It must be winter. Well, not officially yet, but when the RinkWorks forum goes to endless discussions of movies, it's winter. What we need is someone who lives in a tropical climate. I post on a Cushman forum and when we all start moaning & groaning about how the weather isn't fit for scootering, the guys from Florida and California start rubbing it in.

Frankly, I like it. Florida Larry starts telling about jumping on his scooter to go down to McDonalds for coffee, and I can just picture him on that little red scooter, riding along beside a row of palm trees in his shirt sleeves. It's the next best thing to being there.

Maybe if we had some of those warm-climate people tell us about a day at the beach........

Now don't get me wrong. I like movies, but I don't go much, considering that they haven't made a good one since Bogart died. When Nat King Cole died, music went to pot, and when they stopped making Cushmans and Volkswagen bugs, the world was left without decent transportation.

And these new telephones, where nobody ever says anything besides, "Can you hear me now?" Shouting of course.

And who needs color TV? Much less 67 channels of it.

What ever happened to those good old 3 cent stamps and 5 cent cokes.

And in the good old days traffic lights came in red, green, and yellow with no arrows. The left turn lane hadn't even been invented yet, but we got along OK.

Worse yet, most states won't let a new driver carry passengers until they are 18, and have two years of driving behind them. So what does that accomplish? Well, for one thing, all the high school girls are dating older guys. Progress?

I got my driver's license in 1949. In those days you could ride a scooter at 14 and if you didn't live on a school bus route, a special license would let you drive the car at 15. You could carry all of your brothers and sisters and half the kids in the neighborhood if you wanted to. Seat belts, hadn't been invented yet.

In those days, I used to go fishing with a cane pole and a can of worms. Now it takes a bass boat with at least 100 horsepower, a tackle box with six trays on each side, two spinning reels, a casting reel and a fly reel, all with carbon-fiber rods attached. You also need a depth finder, and a water temp thermometer, a weather radio, two-way ship to shore, a four-wheeled boat trailer and an SUV with a towing package. Also a driver's license, a boat license, a trailer license, an SUV license, a fishing license (which in Tennessee, includes a hunting license)and cash for launching fees. Did I mention that there aren't any fish left? Ah yes. Progress.
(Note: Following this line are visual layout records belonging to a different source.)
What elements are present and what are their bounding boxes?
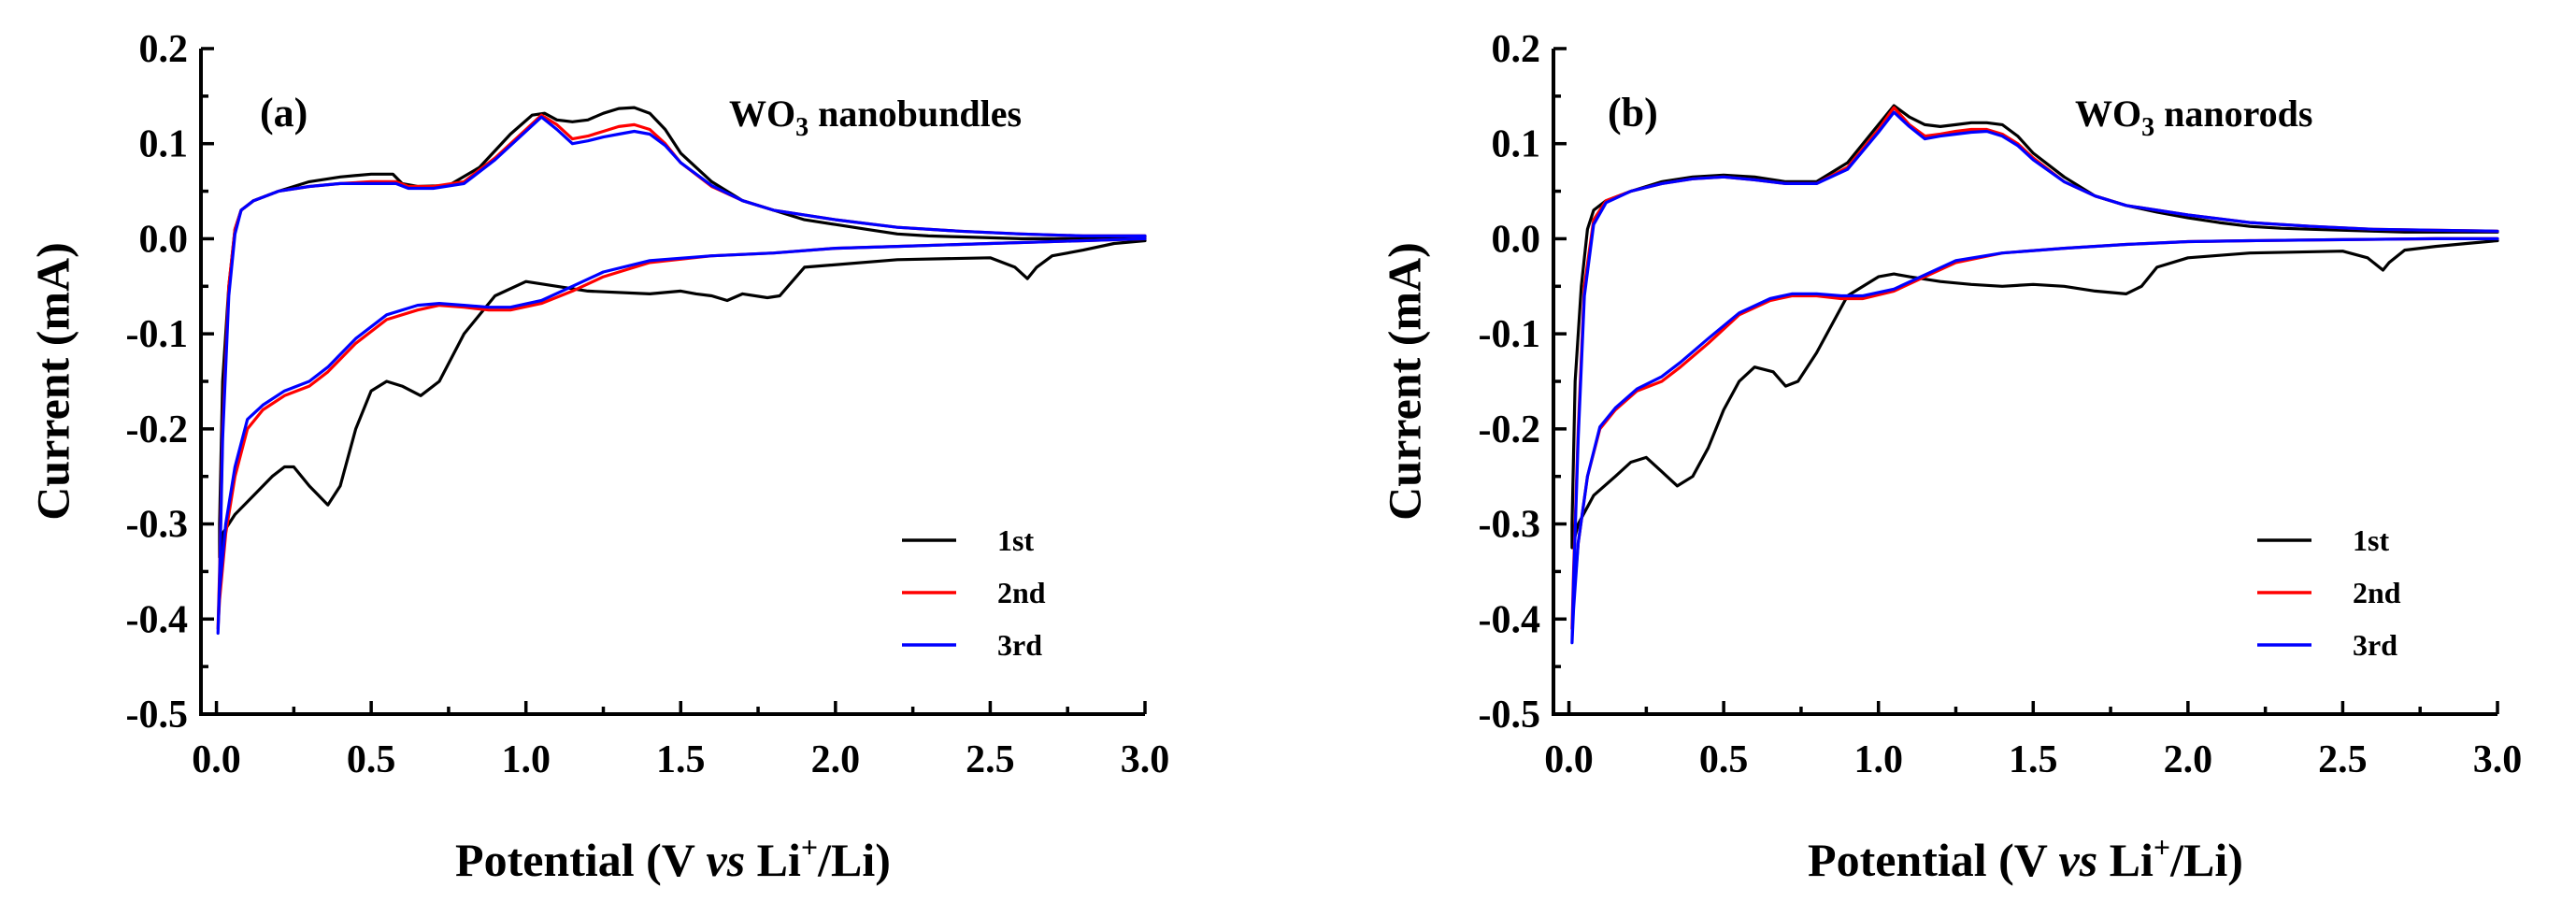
y-axis-title: Current (mA): [1378, 242, 1430, 521]
series-line-1st: [1570, 104, 2499, 550]
x-tick-label: 1.5: [656, 738, 706, 781]
x-tick-label: 1.0: [501, 738, 551, 781]
y-axis-title: Current (mA): [26, 242, 79, 521]
y-tick-label: -0.2: [126, 408, 189, 451]
series-line-3rd: [1570, 110, 2499, 645]
y-tick-label: -0.2: [1479, 408, 1541, 451]
legend-label-2nd: 2nd: [997, 576, 1046, 609]
x-tick-label: 0.0: [1544, 738, 1594, 781]
legend-label-2nd: 2nd: [2353, 576, 2401, 609]
x-tick-label: 2.5: [966, 738, 1015, 781]
x-tick-label: 2.5: [2318, 738, 2368, 781]
y-tick-label: 0.1: [1492, 123, 1541, 166]
y-tick-label: -0.4: [126, 598, 189, 641]
series-line-1st: [218, 106, 1147, 559]
y-tick-label: -0.5: [126, 694, 189, 737]
y-tick-label: -0.1: [1479, 313, 1541, 356]
legend: 1st 2nd 3rd: [2257, 523, 2401, 662]
legend-label-1st: 1st: [2353, 523, 2389, 557]
legend-label-3rd: 3rd: [2353, 628, 2397, 662]
y-tick-label: -0.5: [1479, 694, 1541, 737]
x-tick-label: 3.0: [1121, 738, 1170, 781]
x-tick-label: 0.5: [1699, 738, 1749, 781]
x-tick-label: 0.0: [192, 738, 241, 781]
axis-frame: [1552, 49, 2497, 716]
chart-panel-1: 0.0 0.5 1.0 1.5 2.0 2.5 3.0 0.2 0.1 0.0 -0.1 -0.2 -0…: [26, 28, 1169, 886]
y-tick-label: -0.4: [1479, 598, 1541, 641]
x-tick-label: 0.5: [347, 738, 396, 781]
y-tick-label: -0.3: [1479, 504, 1541, 547]
y-tick-label: 0.0: [139, 218, 189, 261]
x-axis-title: Potential (V vs Li+/Li): [1808, 830, 2243, 886]
y-tick-label: 0.1: [139, 123, 189, 166]
legend: 1st 2nd 3rd: [902, 523, 1046, 662]
chart-panel-2: 0.0 0.5 1.0 1.5 2.0 2.5 3.0 0.2 0.1 0.0 -0.1 -0.2 -0…: [1378, 28, 2522, 886]
x-tick-label: 1.0: [1853, 738, 1903, 781]
x-tick-label: 2.0: [811, 738, 861, 781]
x-tick-label: 3.0: [2473, 738, 2523, 781]
x-axis-title: Potential (V vs Li+/Li): [455, 830, 891, 886]
panel-label: (a): [260, 90, 308, 136]
legend-label-3rd: 3rd: [997, 628, 1042, 662]
series-line-3rd: [216, 115, 1147, 636]
legend-label-1st: 1st: [997, 523, 1034, 557]
sample-label: WO3 nanobundles: [729, 93, 1022, 142]
axis-frame: [199, 49, 1145, 716]
sample-label: WO3 nanorods: [2075, 93, 2312, 142]
x-tick-label: 2.0: [2164, 738, 2213, 781]
y-tick-label: 0.2: [139, 28, 189, 71]
x-tick-label: 1.5: [2009, 738, 2058, 781]
y-tick-label: -0.1: [126, 313, 189, 356]
y-tick-label: 0.2: [1492, 28, 1541, 71]
y-tick-label: 0.0: [1492, 218, 1541, 261]
y-tick-label: -0.3: [126, 504, 189, 547]
panel-label: (b): [1608, 90, 1658, 136]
Back to movies. I paid 10 cents in 1948, 35 cents in 1951, 50 cents in 1953, and by now they are probably over a dollar.

Speaking of 1953, that's the year I started college. I needed $40 for registration and $32 for a dorm room. That left me with $68 for books and meals from September until December. Then I had to start looking for another $140 or so for the next quarter. I got a job at 75 cents an hour. Easy money. I could even go to the movies about once a week.

Remember the MGM musicals? They would take a Broadway play and put it on film. Sometimes the plot got lost, and they used a lot of that new-fangled technicolor, but they were interesting. I mainly went for the music. It was a complete shock when I found out that most of that stuff had been performed live, onstage in a mythical place called New York. Did you know that there really is a street called 42nd Street? Bogart was still living then, but he was no singer.

Do you ever watch retro-soap operas, like Dallas? Watch for a tall, distinguished actor named Howard Keel. I think he married Jock's widow, but I can't remember what they called him on TV. Anyway, he is a darn sight better singer that he ever was an actor. He sang bass when he had a solo and baritone in a duet. He sang with Jane Powell in "Seven Brides for Seven Brothers" and with Doris Day in "Annie Get Your Gun." He was in a bunch of those musicals. Maybe even "Showboat."

So now I have come full circle. I'm back to endless discussions about movies. It must be winter.